2. Serum creatinine: Clinical serum creatinine is usually used as an indicator of glomerular filtration function.
In patients with CRRT serum creatinine can be effectively removed, the level of serum creatinine in patients with renal function and CRRT clearance in two aspects. However, Uchino and other multi-center studies have shown that serum creatinine in the predicted stop AUCROC 0.365, indicating its accuracy is acceptable, is second only to the urine output of the predicted CRRT shutdown indicators. Cruz and other studies suggest that patients with urine and serum creatinine recovery to the baseline level is CRRT downtime.
Third, other biomarkers
The biomarkers of AKI include neutrophils gelatinase-related lipid transport protein (NGAL), cystatin C and renal injury molecule-1 (KIM-1), IL-18 (Such as NCAL and cystatin C relative molecular mass were 25000 and 13000, respectively, is not easy to clear in the CRRT, can be more accurately reflect the CRRT treatment of AKI patients with renal function levels.
Recent studies have suggested that biomarkers such as NGAL and cystatin C are more sensitive to serum creatinine in the assessment of renal impairment.
1. NGAL: NGAL by glomerular filtration, through the proximal tubule completely removed. Serum NGAL is a predictor of early renal function recovery in patients receiving CRRT.
Urinary NGAL elevation is mainly caused by impaired renal tubular function. In the presence of AKI, urine can be detected soon NGAL.
It should be noted that elevated levels of NGAL can also be detected in patients with cardiovascular and cerebrovascular diseases and respiratory diseases, suggesting that NCAL specificity is lacking. Urinary NGAL is not commonly used as a stop indicator in clinical practice. Urine NCAL and renal function also need a large sample of prospective study to further demonstrate.
2. Cystatin C: Cystatin C is produced by the body's nucleated cells and is a constant endogenous marker.
Circulation of cystatin C by glomerular filtration was removed in the proximal tubule after reabsorption was completely metabolized decomposition, do not return to the blood. The concentration of blood is not affected by any external factors (such as sex, age, diet, etc.), is to reflect the GFR changes in the ideal homology markers.
Cystatin C is a relative molecular mass molecule that is partially cleared in CRRT, typically no more than 30010. Urinary cystatin C content determined by the CFR. In animal models that received cisplatin intravenous injection, urinary cystatin C sensitively detects the incidence of AKI.

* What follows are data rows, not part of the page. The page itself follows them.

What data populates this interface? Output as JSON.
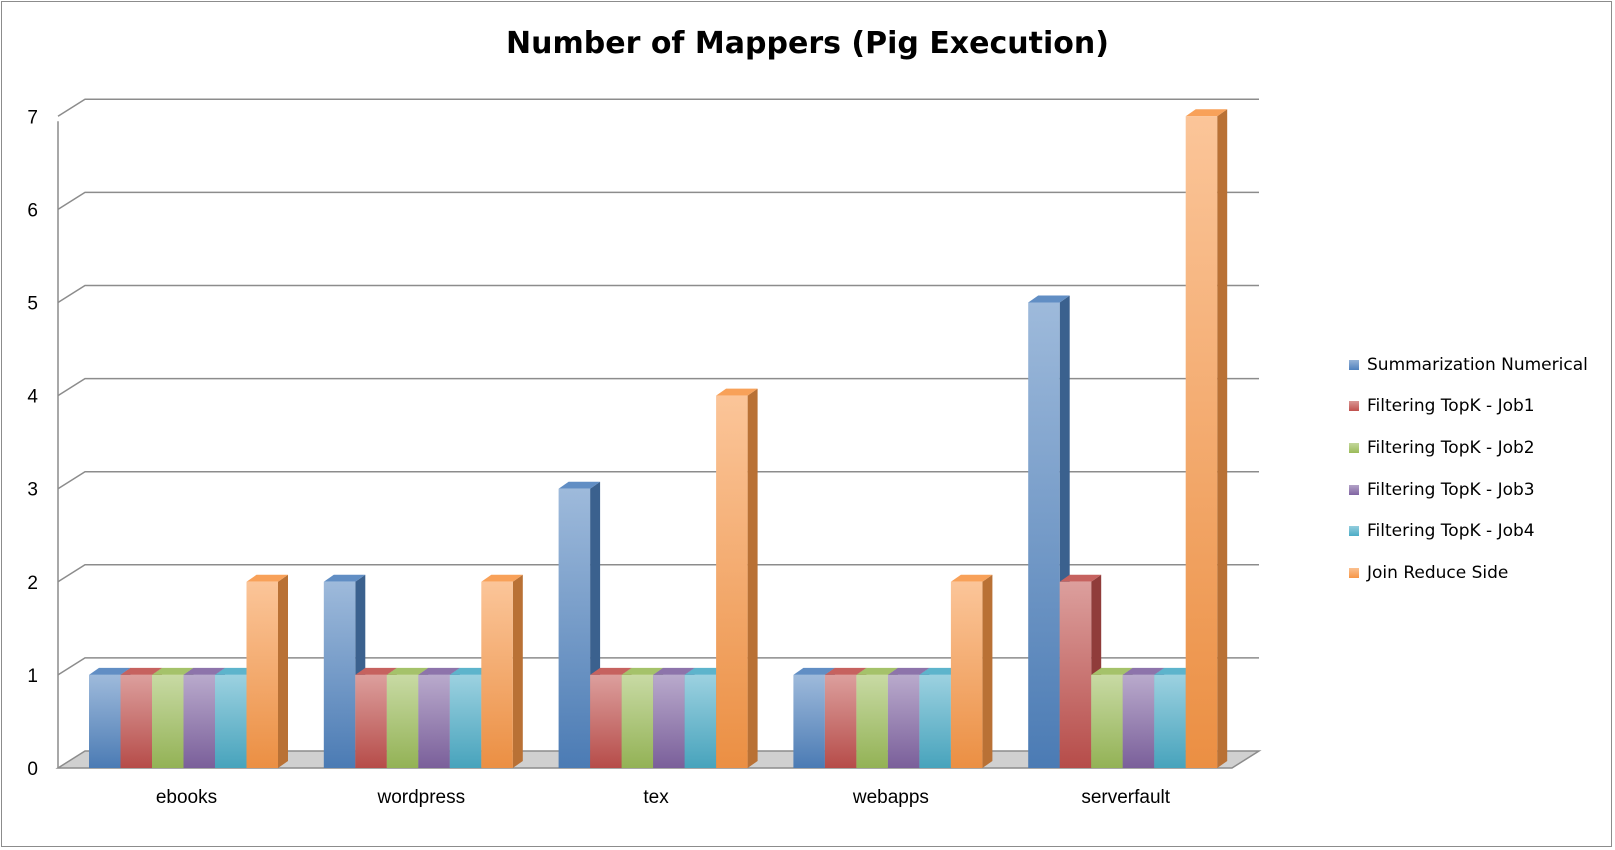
{
  "chart_data": {
    "type": "bar",
    "title": "Number of Mappers (Pig Execution)",
    "xlabel": "",
    "ylabel": "",
    "ylim": [
      0,
      7
    ],
    "yticks": [
      "0",
      "1",
      "2",
      "3",
      "4",
      "5",
      "6",
      "7"
    ],
    "grid": true,
    "style": "3d-clustered-column",
    "legend_position": "right",
    "categories": [
      "ebooks",
      "wordpress",
      "tex",
      "webapps",
      "serverfault"
    ],
    "series": [
      {
        "name": "Summarization Numerical",
        "color": "#4f81bd",
        "values": [
          1,
          2,
          3,
          1,
          5
        ]
      },
      {
        "name": "Filtering TopK - Job1",
        "color": "#c0504d",
        "values": [
          1,
          1,
          1,
          1,
          2
        ]
      },
      {
        "name": "Filtering TopK - Job2",
        "color": "#9bbb59",
        "values": [
          1,
          1,
          1,
          1,
          1
        ]
      },
      {
        "name": "Filtering TopK - Job3",
        "color": "#8064a2",
        "values": [
          1,
          1,
          1,
          1,
          1
        ]
      },
      {
        "name": "Filtering TopK - Job4",
        "color": "#4bacc6",
        "values": [
          1,
          1,
          1,
          1,
          1
        ]
      },
      {
        "name": "Join Reduce Side",
        "color": "#f79646",
        "values": [
          2,
          2,
          4,
          2,
          7
        ]
      }
    ]
  }
}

CRRT's timing is particularly important, and proper downtime is not only beneficial for early recovery of renal function, but also to reduce unnecessary medical risks, treatment costs and length of stay. Urine output is currently judged CRRT shutdown better indicators, but in the shutdown should try to avoid diuretics and CRRT ultrafiltration impact. Since creatinine itself can be cleared by CRRT, the level of creatinine does not accurately reflect the ability of the kidney itself to remove solutes.

(Such as NGAL), the change in concentration (serum or urine) can clearly reflect the ability of the patient's kidney itself to remove solute during the treatment of CRRT, due to the fact that the relatively high molecular weight AKI biomarker (eg NGAL) As a predictor of future CRRT downtime. The combination of urine and biomarkers for CRRT shutdown should be more accurate and should be expected in future studies.